In this article we describe a series of algorithms appropriate for fine-grained parallel computers with general communications. We call these algorithms data parallel algorithms because their parallelism comes from simultaneous operations across large sets of data, rather than from multiple threads of control. The intent is not so much to present new algorithms (most have been described earlier in other contexts), but rather to demonstrate a style of programming that is appropriate for a machine with tens of thousands or even millions of processors.
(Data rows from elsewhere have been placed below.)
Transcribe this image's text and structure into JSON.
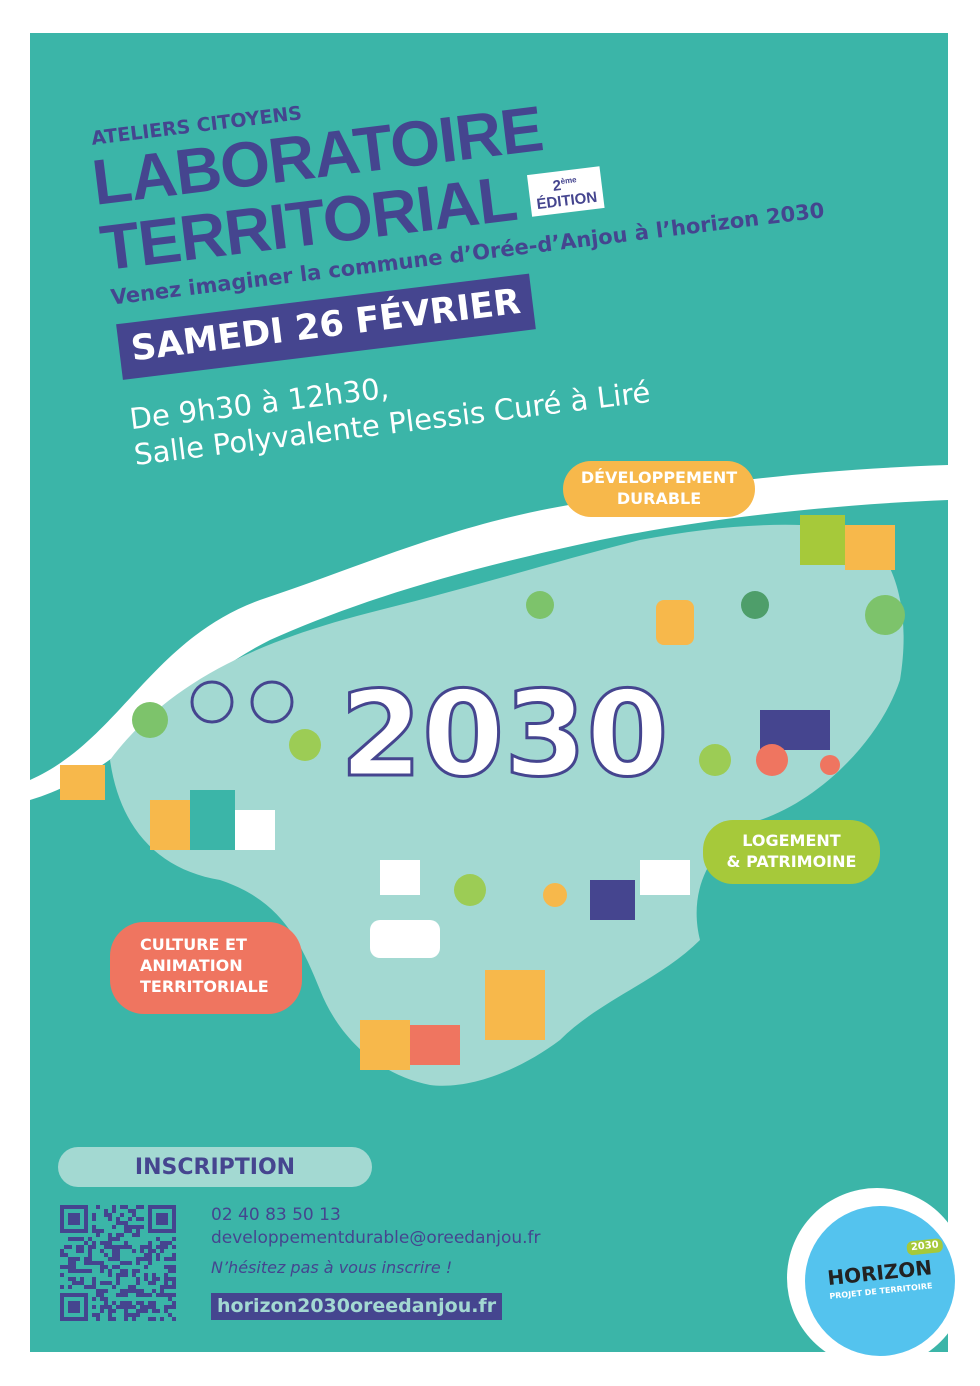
{
  "header": {
    "pretitle": "ATELIERS CITOYENS",
    "title_line1": "LABORATOIRE",
    "title_line2": "TERRITORIAL",
    "edition_number": "2",
    "edition_suffix": "ème",
    "edition_label": "ÉDITION",
    "subtitle": "Venez imaginer la commune d’Orée-d’Anjou à l’horizon 2030",
    "date": "SAMEDI 26 FÉVRIER",
    "time": "De 9h30 à 12h30,",
    "venue": "Salle Polyvalente Plessis Curé à Liré"
  },
  "map": {
    "year": "2030",
    "themes": [
      {
        "line1": "DÉVELOPPEMENT",
        "line2": "DURABLE",
        "color": "#f7b84b"
      },
      {
        "line1": "LOGEMENT",
        "line2": "& PATRIMOINE",
        "color": "#a6c93a"
      },
      {
        "line1": "CULTURE ET",
        "line2": "ANIMATION",
        "line3": "TERRITORIALE",
        "color": "#ef7560"
      }
    ]
  },
  "registration": {
    "heading": "INSCRIPTION",
    "phone": "02 40 83 50 13",
    "email": "developpementdurable@oreedanjou.fr",
    "note": "N’hésitez pas à vous inscrire !",
    "website": "horizon2030oreedanjou.fr"
  },
  "logo": {
    "badge": "2030",
    "name": "HORIZON",
    "tagline": "PROJET DE TERRITOIRE"
  },
  "colors": {
    "background": "#3bb5a8",
    "primary": "#45458f",
    "map": "#a3d9d2"
  }
}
The algorithms described all use O(N) processors to solve problems of size N, typically in O(log N) time.

I am confident in saying that you do not have a machine with the physical and computational characteristics they go on to describe. And OpenMP, although it can make some use of SIMD capabilities of the host machine's hardware, provides fundamentally a multithreading approach to parallelism, not the "data parallel" approach on which the algorithms described in the paper are based.

Possibly you could simulate the needed characteristics via OpenMP or another thread-based approach, but you would need to add fairly fine-grained synchronization, which I anticipate would impact performance enough to make the algorithm uninteresting, except possibly for ginormous data sets.

my function is outputting the incorrect results

This is unsurprising, because it is full of data races. This is where the need for synchronization that I mentioned above comes in. You can reduce that need by introducing an additional array, the same size as the original one. At each iteration of the outer loop, the inner loop reads from one and writes to the other, then on the next iteration you flip. That reduces the need for synchronization to once per outer loop iteration, which OpenMP will provide for you automatically.


Here's a variation that works:

void prefixSumShared(double *arr, double *scratch, size_t size, int numThreads) {
    if (size < 2) {
        // nothing to do
        return;
    }

    double *src = arr;
    double *dest = scratch;
    size_t step;

    dest[0] = src[0];
    for (step = 1; step < size; step <<= 1) {
        // Because we're flipping buffers back and forth, we need to copy
        // elements that were updated by the previous iteration, but otherwise
        // would not be by this iteration:
        memcpy(dest + (step >> 1), src + (step >> 1), (step >> 1) * sizeof *arr);

        #pragma omp parallel for num_threads(numThreads)
        for (size_t k = step; k < size; k++) {
            dest[k] = src[k] + src[k - step];
        }
        // OMP provides an implicit barrier here

        scratch = src;
        src = dest;
        dest = scratch;
    }

    if (src != arr) {
        // Copy elements updated in the last iteration
        step >>= 1;
        memcpy(arr + step, src + step, (size - step) * sizeof *arr);
    }
}

It relies on the caller to provide appropriate scratch space, at least equal in size to the input array. It uses the buffer-flipping approach I described, which makes it a bit more complex than it might be, but saves some copying. An alternative would be to always sum from arr into scratch, and then copy back the changes on each iteration, but that would involve asymptotically more copying (O(n log n) instead of O(n)).

I have also removed the do-nothing iterations of the inner loop. They make sense for the computing environment assumed by Hillis & Steele, but not for OpenMP. And I have restructured a bit to remove the need for FP operations.